ハオは、自分が上げた叫び声を聴いていた。タオをしずかに微笑んで見詰めてやったままに。笑いそうだった。叫び、罵んでやるしかない、あまりにも狂った生き物たち。罵倒して、罵倒しぬいて、罵倒しきってやりたかった。…なにを?
なにもかもを、…と。
なにもかもが、あまりにも哀れだ、と、ハオは想った。もう…
ね?…と。
泣かないで。いとしい人
見ないで。俺を、と、ハオは
もう自分を
彼を
傷付けないで。もう
見詰める微笑んだ背後のタオに
大丈夫。なにもかも
つぶやきたかった。その
もう
いつか大人びた
けっして、自分を
耳元に、はっきりと
傷付けたりしないで、…
鮮明に、彼女に
ね?
決して、聴き取られえないことなどないように
いとしい人、いま
やさしく
空はあまりにも美しく
怒鳴りつけながら
晴れている
彼は。想い出す。その時、ふいに、ハオはタオに口付けたのだった。もはや死んで仕舞ったかのように、あるいは、自分の死を丁寧に擬態して見せたかのように、沈黙したまま自分に縋りつくタオの、その頬に、ハオは。

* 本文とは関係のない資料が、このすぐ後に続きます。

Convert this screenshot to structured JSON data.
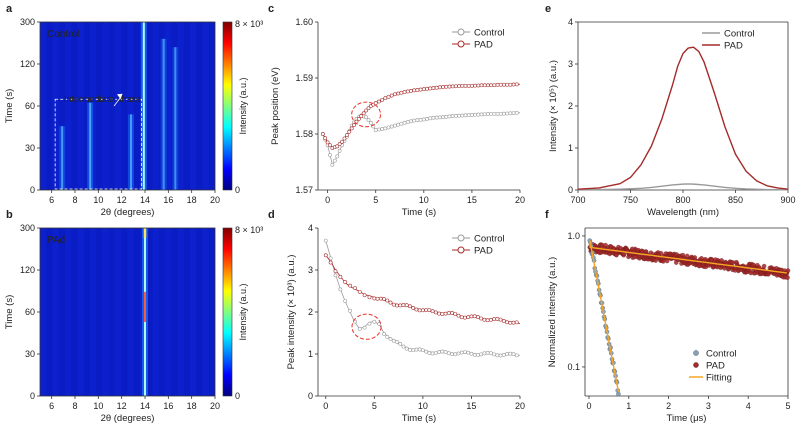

一羽だけ残ったカラスは日差しを浴びている。いずれにせよ、彼等は報復するより他にすべはない。(以下中断)
[※注記。
…ということで、基本的に未完成で終ってしまうのが、この小説です。
これは意図した訳では無くて、もはや、書くべき事や書かれるべき事と作品のフォーマットが一致しなくなってきた、…気がして、これ以上まともに書けなくなって仕舞ったからです。
もっとも、これは完全に言い訳というか、こじつけですが。
無理やり書き続ければ書き終わったには違いないのですが、それよりも潔く未完成で終ってしまう方が美しいな、と想って、素直に中断させたのでした。